Pour les adversaires du régime Gnassingbé, il n’y a point à redouter que le pouvoir rejette telle ou telle revendication ou réduise telle autre à sa portion congrue. Forts de leur embellie au sein de l’opinion nationale, les responsables de la coalition n’auront pas à craindre qu’un échec des négociations leur soit imputé, parce qu’ils n’auraient pas obtenu l’aval du pouvoir pour les réformes exigées. Le plus grand risque, pour ces opposants, serait de faire un mauvais calcul pour ne pas percevoir la nature réelle de leur mandat. Ils manqueraient à leur devoir s’ils ne tirent pas les leçons du passé et ne profitent pas de la position de force dont ils jouissent actuellement.
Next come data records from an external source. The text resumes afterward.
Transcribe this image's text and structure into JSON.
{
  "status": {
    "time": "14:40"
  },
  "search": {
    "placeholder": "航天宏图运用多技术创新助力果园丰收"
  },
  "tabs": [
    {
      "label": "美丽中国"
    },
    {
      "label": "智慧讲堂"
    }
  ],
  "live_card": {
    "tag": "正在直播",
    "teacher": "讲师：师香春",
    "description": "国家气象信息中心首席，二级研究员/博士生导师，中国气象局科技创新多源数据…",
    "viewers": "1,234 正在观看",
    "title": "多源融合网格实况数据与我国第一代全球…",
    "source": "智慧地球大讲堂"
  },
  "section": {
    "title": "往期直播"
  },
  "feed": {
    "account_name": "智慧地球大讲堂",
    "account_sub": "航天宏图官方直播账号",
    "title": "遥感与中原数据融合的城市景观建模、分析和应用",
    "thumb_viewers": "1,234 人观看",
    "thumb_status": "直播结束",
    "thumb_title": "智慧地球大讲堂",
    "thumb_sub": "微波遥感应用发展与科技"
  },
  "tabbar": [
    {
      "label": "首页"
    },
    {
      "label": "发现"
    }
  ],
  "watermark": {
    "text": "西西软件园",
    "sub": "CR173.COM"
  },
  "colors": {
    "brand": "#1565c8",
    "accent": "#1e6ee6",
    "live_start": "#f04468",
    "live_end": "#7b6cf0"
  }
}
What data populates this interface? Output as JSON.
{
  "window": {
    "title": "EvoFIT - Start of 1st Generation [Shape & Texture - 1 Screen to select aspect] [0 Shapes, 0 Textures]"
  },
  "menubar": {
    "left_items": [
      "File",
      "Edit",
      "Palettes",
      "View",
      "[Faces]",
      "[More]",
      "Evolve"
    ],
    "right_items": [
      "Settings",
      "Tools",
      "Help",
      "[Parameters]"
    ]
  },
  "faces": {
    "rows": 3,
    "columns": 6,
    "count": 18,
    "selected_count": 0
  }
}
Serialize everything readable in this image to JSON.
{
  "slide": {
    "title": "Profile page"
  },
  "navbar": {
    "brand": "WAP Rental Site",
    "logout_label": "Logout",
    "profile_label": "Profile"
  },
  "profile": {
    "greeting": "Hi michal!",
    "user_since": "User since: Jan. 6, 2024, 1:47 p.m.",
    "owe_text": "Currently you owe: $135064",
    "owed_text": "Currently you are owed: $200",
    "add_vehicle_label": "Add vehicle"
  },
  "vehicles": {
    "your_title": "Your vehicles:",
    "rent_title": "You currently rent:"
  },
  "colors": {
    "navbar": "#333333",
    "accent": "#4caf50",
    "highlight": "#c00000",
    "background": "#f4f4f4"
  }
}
Ce sont les pressions populaires qui vont réguler ces discussions politiques, quel que soit le calendrier que l’une des parties ou la médiation internationale pourraient être tentées d’imposer. Échec s’il pourrait en avoir, viendrait plutôt de l’approche de facilitation internationale de ce dialogue intertogolais.
Quelle facilitation et quelle méthode ?
Pour le gouvernement togolais, le dialogue dont le Ghana a accepté d’assurer la médiation est celui qu’il a convoqué. Cette conception est différente de la vision de l’opposition, laquelle n’aurait fait que répondre par courtoisie à l’invitation d’un chef d’Etat étranger qui veut aider à résoudre la crise politique. Le premier écueil des discussions pourrait venir de cette divergence d’approches. Faure Gnassingbé avait déjà pendant les dernières semaines signifié son refus de voir la communauté sous-régionale s’ingérer dans la crise. Il serait favorable à un dialogue direct entre Togolais…
La façon dont la facilitation ghanéenne va circonscrire les discussions prouvera sa capacité à conduire à bien les échanges. Dans un premier temps l’étude qu’elle fera des préalables de l’opposition sera déterminante. Ensuite sa capacité à se détacher des orientations que le régime veut imprimer aux discussions. Le président Nana Akuffo-Addo reconnu pour ses qualités de diplomate devra prouver ce talent en évitant de se laisser instrumentaliser par un pouvoir qui a plus d’un tour dans son sac.
Il est évident qu’à la moindre incartade, l’opposition serait amenée à récuser le médiateur ghanéen. Elle serait aussi tentée de faire appel – comme elle le fit en 1999 – à un collège de facilitateurs ; une façon de garantir l’équidistance de la médiation vis-à-vis des protagonistes.
Somme toute, les discussions politiques qui vont peut-être commencer, plutôt que de marquer un dénouement à la crise politique ne constituent qu’une étape. On comprendra vite comment les parties adverses elles-mêmes cerneront les enjeux et les propositions qu’elles vont formuler pour mettre fin à cette « exception togolaise ».
Dany AYIDA
(Dany Ayida Expert international en gouvernance et démocratie. Il est l’auteur de l’essai ‘’Togo, le prix de la démocratie’’).